Submitted to: Society for Range Management Meeting Abstracts
Publication Type: Abstract Only
Publication Acceptance Date: 12/10/2007
Publication Date: 2/18/2008
Citation: Polley, H.W., Fay, P.A. 2008. Change is in the air: impacts of the historical and predicted increase in atmospheric CO2 on pasture and prairie. In: Proceedings of the Society for Range Management, January 26-31, 2008, Louisville, Kentucky. 2008 CDROM.

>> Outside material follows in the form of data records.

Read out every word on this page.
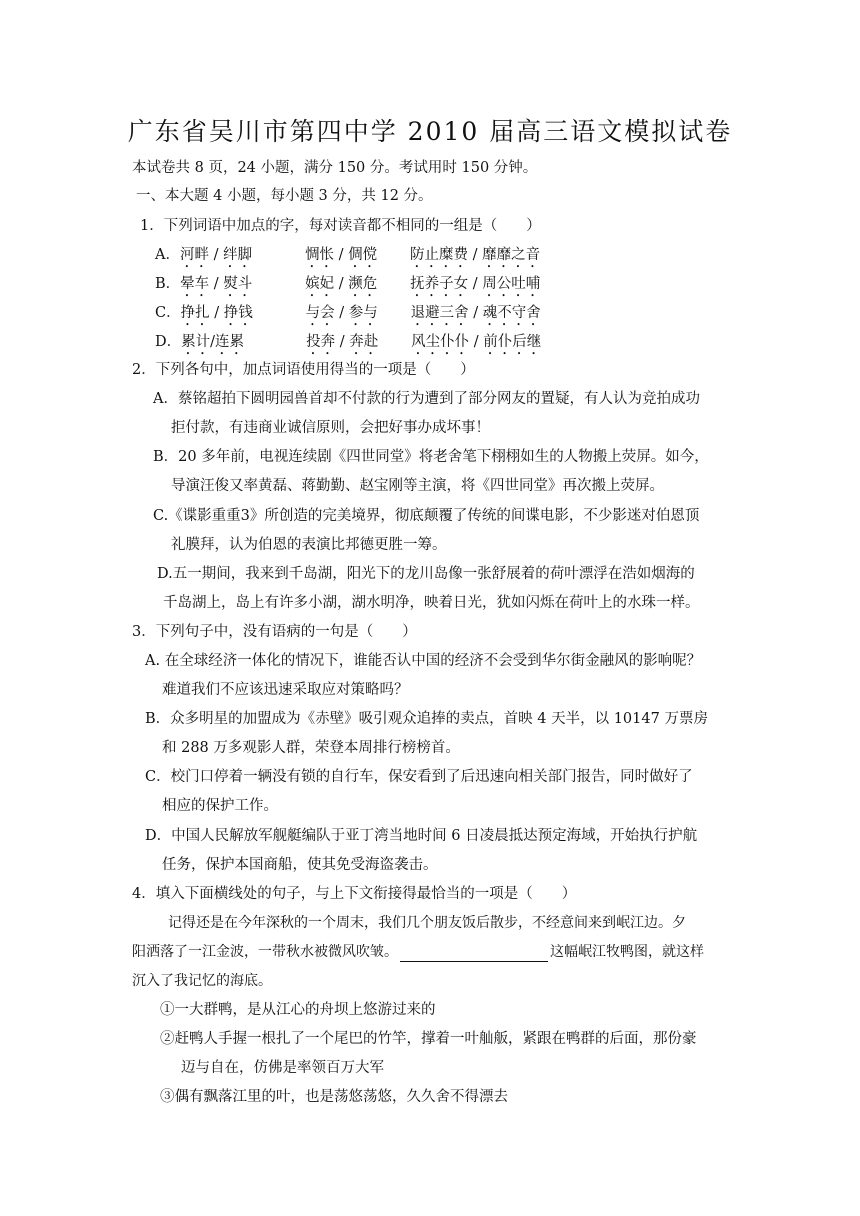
广东省吴川市第四中学 2010 届高三语文模拟试卷
本试卷共 8 页，24 小题，满分 150 分。考试用时 150 分钟。
一、本大题 4 小题，每小题 3 分，共 12 分。
1．下列词语中加点的字，每对读音都不相同的一组是（　　）
A．河畔 / 绊脚	惆怅 / 倜傥 防止糜费 / 靡靡之音
B．晕车 / 熨斗	嫔妃 / 濒危 抚养子女 / 周公吐哺
C．挣扎 / 挣钱	与会 / 参与 退避三舍 / 魂不守舍
D．累计/连累	投奔 / 奔赴 风尘仆仆 / 前仆后继
2．下列各句中，加点词语使用得当的一项是（　　）
A．蔡铭超拍下圆明园兽首却不付款的行为遭到了部分网友的置疑，有人认为竞拍成功
拒付款，有违商业诚信原则，会把好事办成坏事！
B．20 多年前，电视连续剧《四世同堂》将老舍笔下栩栩如生的人物搬上荧屏。如今，
导演汪俊又率黄磊、蒋勤勤、赵宝刚等主演，将《四世同堂》再次搬上荧屏。
C.《谍影重重3》所创造的完美境界，彻底颠覆了传统的间谍电影，不少影迷对伯恩顶
礼膜拜，认为伯恩的表演比邦德更胜一筹。
D.五一期间，我来到千岛湖，阳光下的龙川岛像一张舒展着的荷叶漂浮在浩如烟海的
千岛湖上，岛上有许多小湖，湖水明净，映着日光，犹如闪烁在荷叶上的水珠一样。
3．下列句子中，没有语病的一句是（　　）
A. 在全球经济一体化的情况下，谁能否认中国的经济不会受到华尔街金融风的影响呢？
难道我们不应该迅速采取应对策略吗？
B．众多明星的加盟成为《赤壁》吸引观众追捧的卖点，首映 4 天半，以 10147 万票房
和 288 万多观影人群，荣登本周排行榜榜首。
C．校门口停着一辆没有锁的自行车，保安看到了后迅速向相关部门报告，同时做好了
相应的保护工作。
D．中国人民解放军舰艇编队于亚丁湾当地时间 6 日凌晨抵达预定海域，开始执行护航
任务，保护本国商船，使其免受海盗袭击。
4．填入下面横线处的句子，与上下文衔接得最恰当的一项是（　　）
记得还是在今年深秋的一个周末，我们几个朋友饭后散步，不经意间来到岷江边。夕
阳洒落了一江金波，一带秋水被微风吹皱。	这幅岷江牧鸭图，就这样
沉入了我记忆的海底。
①一大群鸭，是从江心的舟坝上悠游过来的
②赶鸭人手握一根扎了一个尾巴的竹竿，撑着一叶舢舨，紧跟在鸭群的后面，那份豪
迈与自在，仿佛是率领百万大军
③偶有飘落江里的叶，也是荡悠荡悠，久久舍不得漂去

Technical Abstract: The concentration of carbon dioxide (CO2) gas in the atmosphere has increased by almost 40% since the beginning of the Industrial Revolution and is predicted to reach double the pre-Industrial concentration within 50 years. By stimulating leaf photosynthesis and reducing stomatal conductance to water, CO2 enrichment should increase growth of forage plants. But, rising CO2 also may alter the competitive balance between forage and non-forage species and reduce forage quality. We use results from two CO2 experiments in central Texas, the first on pasture dominated by an introduced C4 grass and the second on plots planted to tallgrass prairie species, to compare the responses of pasture and prairie plants to CO2 at pre-Industrial to elevated concentrations. CO2 enrichment increased aboveground biomass of the dominant pasture grass during the first year of CO2 exposure, but increased production of C4 prairie grasses only on the least fertile of the three soils studied. Benefits of greater grass production were partly offset by a decline in forage quality (tissue N concentration) on both prairie and pasture. CO2 enrichment amplified a shift in pasture vegetation from dominance by grasses to co-dominance between grasses and perennial forbs. By contrast, CO2 enrichment of prairie plants increased biomass of perennial forbs only on the most fertile of three soils. Rising CO2 likely is boosting the productive potential of both native and introduced C4 forage grasses. Benefits of greater forage production may be reduced or even eliminated by a decrease in forage N concentration and by the greater responsiveness of forbs than grasses to CO2, however.